Rezensionen

Ankes Bewertung 04 Sterne.png

Wegen eines Skandals, an dem Lord Leonard Moncrieff trotz seines Rufes keinen Anteil hat, finde sich Leonard auf dem Sitz seiner Familie, Eastwick Hall, wieder – denn, Land und Leute versprechen ein un-aufgeregtes Leben. Doch die Gegend hat überraschendes Interesse geweckt und scheint überschwemmt von den Wesen, von denen er versprochen hat, sich in der nächsten Zeit fernzuhalten: Frauen. Doch damit käme er zurecht, wäre darunter nicht auch Miss Rebecca Fortescue! Die Frau, die Leonard einst als junger Mann das Herz gebrochen hat und die einzige von der er sich immer noch nicht fernhalten kann.

Rebecca ist aus einem einzigen Grund zurück nach Langmere gekommen, um einen Teil des Schadens wieder gutzumachen, den ihr betrügerischer Vater bei den Menschen hinterlassen hat.

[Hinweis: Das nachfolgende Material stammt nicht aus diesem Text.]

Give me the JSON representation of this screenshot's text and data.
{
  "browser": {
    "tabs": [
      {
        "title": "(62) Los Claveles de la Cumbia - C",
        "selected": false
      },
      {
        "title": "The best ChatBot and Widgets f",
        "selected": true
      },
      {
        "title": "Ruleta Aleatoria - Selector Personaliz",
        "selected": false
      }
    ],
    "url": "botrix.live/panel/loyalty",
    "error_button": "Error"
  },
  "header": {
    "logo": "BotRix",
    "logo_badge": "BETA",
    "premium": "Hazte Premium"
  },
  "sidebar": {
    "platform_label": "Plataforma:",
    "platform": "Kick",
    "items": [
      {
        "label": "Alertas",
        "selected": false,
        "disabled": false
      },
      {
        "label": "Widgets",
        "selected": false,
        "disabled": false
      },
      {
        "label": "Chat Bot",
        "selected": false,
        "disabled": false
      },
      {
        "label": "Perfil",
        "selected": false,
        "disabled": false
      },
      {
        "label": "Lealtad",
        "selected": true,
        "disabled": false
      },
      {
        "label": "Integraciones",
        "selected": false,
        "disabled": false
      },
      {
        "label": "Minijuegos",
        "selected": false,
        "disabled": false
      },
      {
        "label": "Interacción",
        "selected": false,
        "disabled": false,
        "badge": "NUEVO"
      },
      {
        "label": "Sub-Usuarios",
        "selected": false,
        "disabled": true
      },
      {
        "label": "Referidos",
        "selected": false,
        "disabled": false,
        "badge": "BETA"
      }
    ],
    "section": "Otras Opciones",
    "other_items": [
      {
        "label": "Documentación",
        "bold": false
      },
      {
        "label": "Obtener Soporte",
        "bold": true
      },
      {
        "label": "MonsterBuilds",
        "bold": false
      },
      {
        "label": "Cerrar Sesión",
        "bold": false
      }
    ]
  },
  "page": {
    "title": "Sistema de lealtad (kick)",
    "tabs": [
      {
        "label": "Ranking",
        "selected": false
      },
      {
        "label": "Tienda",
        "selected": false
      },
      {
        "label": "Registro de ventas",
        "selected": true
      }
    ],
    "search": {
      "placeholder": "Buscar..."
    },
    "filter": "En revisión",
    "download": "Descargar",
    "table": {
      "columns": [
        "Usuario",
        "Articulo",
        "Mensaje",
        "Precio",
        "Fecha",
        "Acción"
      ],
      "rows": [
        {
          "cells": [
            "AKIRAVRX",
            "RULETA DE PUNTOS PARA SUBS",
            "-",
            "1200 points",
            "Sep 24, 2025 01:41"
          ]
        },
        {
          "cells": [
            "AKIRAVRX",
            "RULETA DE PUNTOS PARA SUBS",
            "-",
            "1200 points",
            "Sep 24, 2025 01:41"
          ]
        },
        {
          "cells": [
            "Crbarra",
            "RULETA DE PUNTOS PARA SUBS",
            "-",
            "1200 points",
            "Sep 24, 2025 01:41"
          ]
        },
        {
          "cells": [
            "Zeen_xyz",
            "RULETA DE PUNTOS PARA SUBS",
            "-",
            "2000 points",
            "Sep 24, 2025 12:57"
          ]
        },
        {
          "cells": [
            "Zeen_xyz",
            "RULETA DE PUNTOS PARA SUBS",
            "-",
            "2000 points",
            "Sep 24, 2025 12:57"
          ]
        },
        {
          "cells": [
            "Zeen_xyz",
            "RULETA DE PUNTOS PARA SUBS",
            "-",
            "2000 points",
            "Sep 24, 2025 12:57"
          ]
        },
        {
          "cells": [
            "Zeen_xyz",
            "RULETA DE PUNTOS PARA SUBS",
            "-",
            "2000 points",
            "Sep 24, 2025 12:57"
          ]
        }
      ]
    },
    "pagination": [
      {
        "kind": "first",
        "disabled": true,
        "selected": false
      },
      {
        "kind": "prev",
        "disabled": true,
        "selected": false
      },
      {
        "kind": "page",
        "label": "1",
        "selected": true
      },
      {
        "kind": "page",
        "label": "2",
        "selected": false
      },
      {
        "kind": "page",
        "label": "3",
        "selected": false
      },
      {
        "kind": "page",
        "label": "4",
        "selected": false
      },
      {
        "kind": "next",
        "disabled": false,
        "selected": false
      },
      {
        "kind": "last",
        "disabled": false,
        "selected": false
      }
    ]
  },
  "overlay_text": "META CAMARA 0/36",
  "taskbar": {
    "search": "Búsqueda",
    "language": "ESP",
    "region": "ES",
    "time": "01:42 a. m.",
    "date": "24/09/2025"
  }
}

Wieder auf Leo zu treffen hatte sie jedoch nicht geplant, denn seine Anziehungskraft ist nach wie vor ungebrochen. Doch scheint ihr Vater alles dafür getan zu haben, dass sie weder offiziell nach Langmere zurückkehren kann, noch sich ihre Liebe zu Leo einzugestehen.

Samantha Holts Kurzgeschichten Serie „The Lords of Scandal Row“ hat ihren Namen von drei Brüder, Leonard, Adam und Alexander dem ältesten der Geschwister und Erben des Titels, die in London in derselben Straße wohnen und durch ihr Verhalten stets in Skandale verwickelt sind. Solche mit ihrem Zutun und solche ohne. Der jüngste Skandal schickt sie, diesmal ganz Schuldlos auf den ländlichen Familiensitz, mit dem Versprechen gegenüber ihrer Mutter, sich für eine Weile von den Damen fernzuhalten. Im ersten Teil der Serie scheitert Leo ganz famos an diesem Vorhaben, weil er ausgerechnet zu diesem Zeitpunkt seiner Jugendliebe wieder über den Weg läuft.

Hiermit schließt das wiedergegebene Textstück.